Die Bundesregierung unternimmt Ihrer Ansicht nach nicht genug gegen Rechtsradikalismus? Die Koalitionsparteien haben sich auf diesen Schwerpunkt verständigt, aber das Ministerium ist nicht in der Lage oder politisch nicht willens, dieses Vorhaben umzusetzen. Frau von der Leyen unternimmt nicht genug gegen den Rechtsradikalismus. Ich habe den Eindruck, dass sie sich nicht für das Thema interessiert. Das ist gerade in Anbetracht des Wahlerfolgs der NPD in Mecklenburg-Vorpommern, der leider absehbar war, für mich völlig inakzeptabel. Deshalb wird die SPD sich auch in den Gremiensitzungen der nächsten Tage mit diesem Thema befassen.

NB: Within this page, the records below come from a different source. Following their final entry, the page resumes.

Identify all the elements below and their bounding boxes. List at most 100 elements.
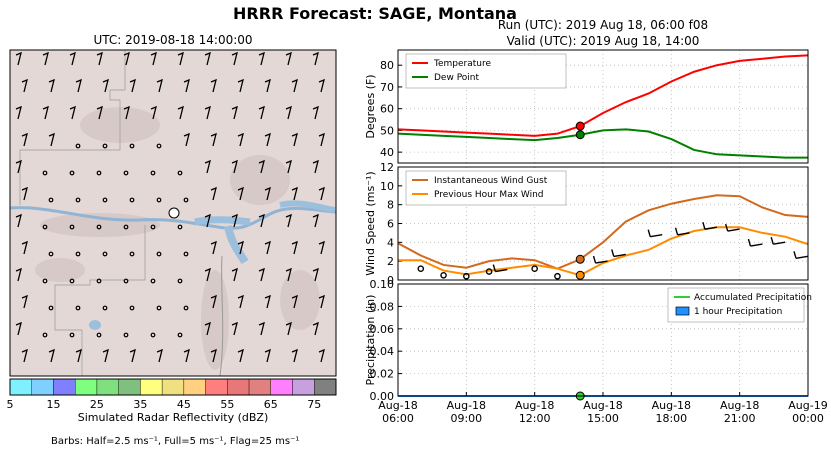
wind-barb — [237, 186, 244, 201]
colorbar-segment — [53, 378, 76, 396]
wind-barb — [291, 78, 298, 93]
calm-wind-marker — [42, 170, 48, 176]
calm-wind-marker — [150, 278, 156, 284]
wind-barb — [258, 267, 265, 282]
y-axis-label: Degrees (F) — [364, 74, 377, 138]
y-tick-label: 50 — [380, 124, 394, 137]
wind-barb — [156, 348, 163, 363]
wind-barb — [264, 240, 271, 255]
calm-wind-marker — [48, 197, 54, 203]
wind-barb — [793, 251, 809, 260]
colorbar-segment — [118, 378, 141, 396]
terrain-shading — [35, 258, 85, 282]
calm-wind-marker — [102, 251, 108, 257]
wind-barb — [285, 159, 292, 174]
run-title: Run (UTC): 2019 Aug 18, 06:00 f08 Valid … — [398, 17, 808, 49]
calm-wind-marker — [485, 268, 493, 275]
x-tick-label-date: Aug-18 — [515, 399, 554, 412]
calm-wind-marker — [102, 143, 108, 149]
wind-barb — [177, 105, 184, 120]
calm-wind-marker — [440, 271, 447, 279]
wind-barb — [264, 186, 271, 201]
colorbar-label: Simulated Radar Reflectivity (dBZ) — [78, 411, 269, 424]
legend-label: Dew Point — [434, 73, 480, 83]
colorbar-tick-label: 35 — [133, 398, 147, 411]
valid-time-label: Valid (UTC): 2019 Aug 18, 14:00 — [506, 34, 700, 48]
calm-wind-marker — [150, 224, 156, 230]
wind-barb — [492, 264, 508, 273]
calm-wind-marker — [102, 305, 108, 311]
calm-wind-marker — [156, 197, 162, 203]
calm-wind-marker — [42, 278, 48, 284]
calm-wind-marker — [96, 278, 102, 284]
map-frame — [9, 49, 337, 377]
colorbar-segment — [183, 378, 206, 396]
wind-barb — [702, 221, 718, 230]
wind-barb — [102, 348, 109, 363]
wind-barb — [592, 255, 608, 264]
wind-barb — [21, 294, 28, 309]
wind-barb — [210, 348, 217, 363]
wind-barb — [231, 105, 238, 120]
wind-barb — [291, 240, 298, 255]
wind-barb — [291, 132, 298, 147]
colorbar-segment — [74, 378, 98, 396]
wind-barb — [647, 229, 663, 238]
legend: Temperature Dew Point — [405, 53, 567, 89]
map-title: UTC: 2019-08-18 14:00:00 — [93, 33, 253, 47]
wind-barb — [231, 267, 238, 282]
wind-barb — [129, 78, 136, 93]
wind-barb — [312, 105, 319, 120]
y-tick-label: 40 — [380, 146, 394, 159]
calm-wind-marker — [531, 265, 538, 273]
calm-wind-marker — [463, 272, 470, 280]
wind-barb — [611, 249, 626, 258]
wind-barb — [747, 238, 763, 247]
y-tick-label: 0.08 — [370, 300, 395, 313]
calm-wind-marker — [417, 265, 425, 273]
calm-wind-marker — [123, 224, 129, 230]
calm-wind-marker — [129, 143, 135, 149]
calm-wind-marker — [48, 305, 54, 311]
y-tick-label: 12 — [380, 161, 394, 174]
y-tick-label: 0.04 — [370, 345, 395, 358]
wind-barb — [48, 348, 55, 363]
calm-wind-marker — [69, 332, 75, 338]
wind-barb — [237, 78, 244, 93]
wind-barb — [318, 78, 325, 93]
calm-wind-marker — [177, 224, 183, 230]
colorbar-tick-label: 15 — [46, 398, 60, 411]
colorbar-segment — [227, 378, 250, 396]
wind-barb — [258, 213, 265, 228]
wind-barb — [285, 105, 292, 120]
wind-barb — [183, 78, 190, 93]
wind-barb — [204, 105, 211, 120]
wind-barb — [312, 267, 319, 282]
wind-barb — [318, 240, 325, 255]
wind-barb — [204, 267, 211, 282]
wind-barb — [210, 78, 217, 93]
wind-barb — [258, 51, 265, 66]
wind-barb — [291, 348, 298, 363]
wind-barb — [204, 321, 211, 336]
calm-wind-marker — [150, 332, 156, 338]
x-tick-label-time: 15:00 — [587, 412, 619, 425]
calm-wind-marker — [42, 224, 48, 230]
panel-frame — [397, 166, 809, 281]
current-time-marker — [575, 270, 585, 280]
colorbar-segment — [248, 378, 271, 396]
x-tick-label-time: 21:00 — [724, 412, 756, 425]
calm-wind-marker — [69, 278, 75, 284]
wind-barb — [96, 51, 103, 66]
wind-barb — [183, 132, 190, 147]
legend-label: Accumulated Precipitation — [694, 293, 812, 303]
y-axis-label: Precipitation (in) — [364, 295, 377, 386]
calm-wind-marker — [183, 305, 189, 311]
colorbar-tick-label: 75 — [307, 398, 321, 411]
calm-wind-marker — [75, 251, 81, 257]
wind-barb — [258, 321, 265, 336]
x-tick-label-date: Aug-18 — [378, 399, 417, 412]
calm-wind-marker — [129, 305, 135, 311]
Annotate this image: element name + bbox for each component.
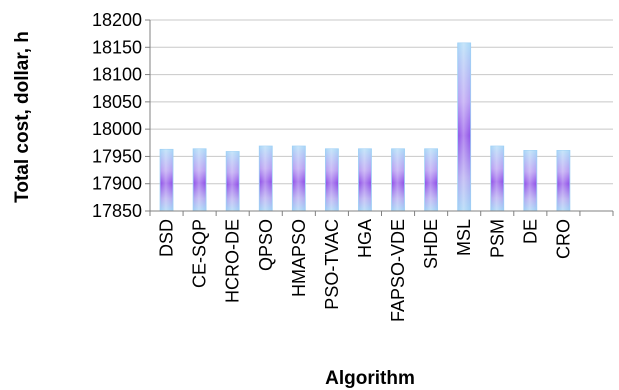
bar-highlight xyxy=(490,146,504,211)
x-tick-label: HCRO-DE xyxy=(223,219,243,303)
y-tick-label: 18050 xyxy=(92,92,142,112)
bar-highlight xyxy=(358,148,372,211)
y-tick-label: 18000 xyxy=(92,119,142,139)
x-tick-label: PSM xyxy=(487,219,507,258)
x-axis-title: Algorithm xyxy=(325,368,415,389)
y-tick-label: 17850 xyxy=(92,201,142,221)
x-tick-label: DE xyxy=(520,219,540,244)
x-tick-label: CRO xyxy=(553,219,573,259)
bar-highlight xyxy=(292,146,306,211)
axes xyxy=(149,20,614,216)
x-tick-label: PSO-TVAC xyxy=(322,219,342,310)
y-tick-label: 17950 xyxy=(92,146,142,166)
x-tick-label: SHDE xyxy=(421,219,441,269)
bar-highlight xyxy=(424,148,438,211)
bar-highlight xyxy=(556,150,570,211)
x-tick-label: QPSO xyxy=(256,219,276,271)
x-tick-label: CE-SQP xyxy=(190,219,210,288)
y-tick-label: 18150 xyxy=(92,37,142,57)
x-tick-label: HMAPSO xyxy=(289,219,309,297)
bar-highlight xyxy=(226,151,240,211)
bar-highlight xyxy=(457,42,471,211)
y-tick-label: 18200 xyxy=(92,10,142,30)
bar-highlight xyxy=(193,148,207,211)
y-tick-label: 17900 xyxy=(92,174,142,194)
x-tick-labels: DSD CE-SQP HCRO-DE QPSO HMAPSO PSO-TVAC HGA FAP… xyxy=(157,219,574,322)
y-tick-label: 18100 xyxy=(92,65,142,85)
x-tick-label: DSD xyxy=(157,219,177,257)
x-tick-label: HGA xyxy=(355,219,375,258)
grid-lines xyxy=(145,19,613,212)
y-tick-labels: 17850 17900 17950 18000 18050 18100 18150 18200 xyxy=(92,10,142,221)
bar-highlight xyxy=(523,150,537,211)
bar-highlight xyxy=(325,148,339,211)
bar-highlight xyxy=(259,146,273,211)
bar-highlight xyxy=(391,148,405,211)
bars xyxy=(159,42,571,212)
bar-highlight xyxy=(160,149,174,211)
y-axis-title: Total cost, dollar, h xyxy=(12,31,33,203)
x-tick-label: MSL xyxy=(454,219,474,256)
x-tick-label: FAPSO-VDE xyxy=(388,219,408,322)
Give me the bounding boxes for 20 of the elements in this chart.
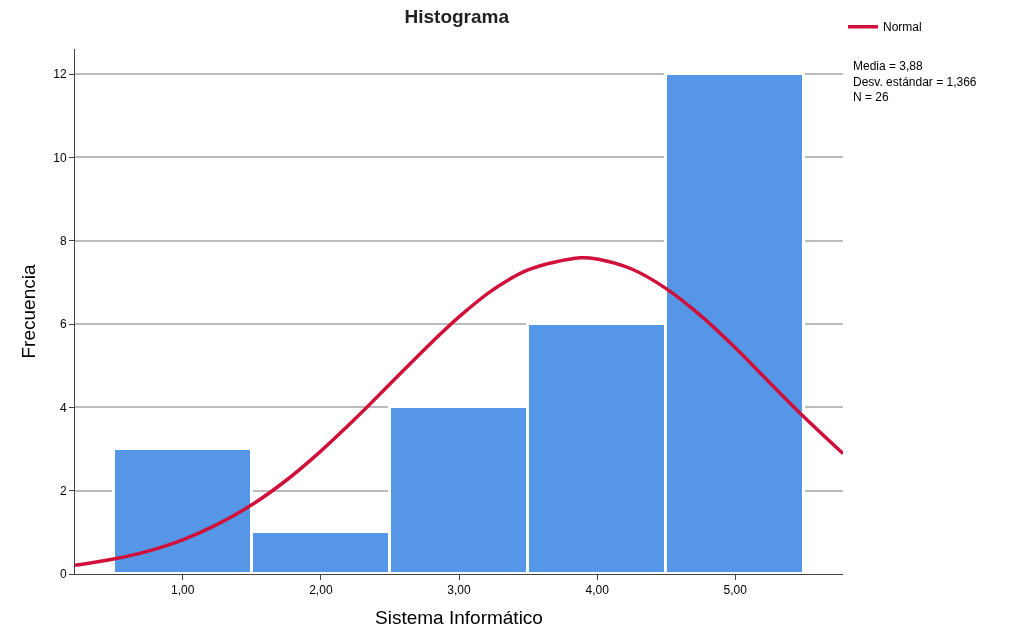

Ist das Erstarken der NPD in Mecklenburg-Vorpommern eine Reaktion auf das schlechte Erscheinungsbild der großen Koalition? Das ist eine verkürzte Sicht der Dinge. Wir hatten Rechtsradikale zu unterschiedlichen Zeiten in deutschen Parlamenten, ohne dass es eine große Koalition gegeben hätte. Es wäre zu einfach zu sagen, die große Koalition stärkt die politischen Ränder. Die Welt ist nicht so einfach. Und im Übrigen ist dies auch keine Ausrede dafür, neonazistische Parteien zu Wählen.

Wie wollen Sie denn als Volkspartei SPD die enttäuschten Wähler zurückgewinnen? Es gibt berechtigte Kritik an der großen Koalition. Man darf, und das sage ich durchaus selbstkritisch, keine Versprechen machen, die nicht einzulösen sind. Aber Enttäuschung gegenüber der Regierungspolitik ist kein Grund, neonazistische Parteien zu wählen, in diesem Fall sogar neonazistische Schläger. Die gehören nicht in die Parlamente, die gehören vor Gericht. Die Tatsache, dass die NPD nicht verboten worden ist, bedeutet nicht, dass sie eine demokratische Partei ist.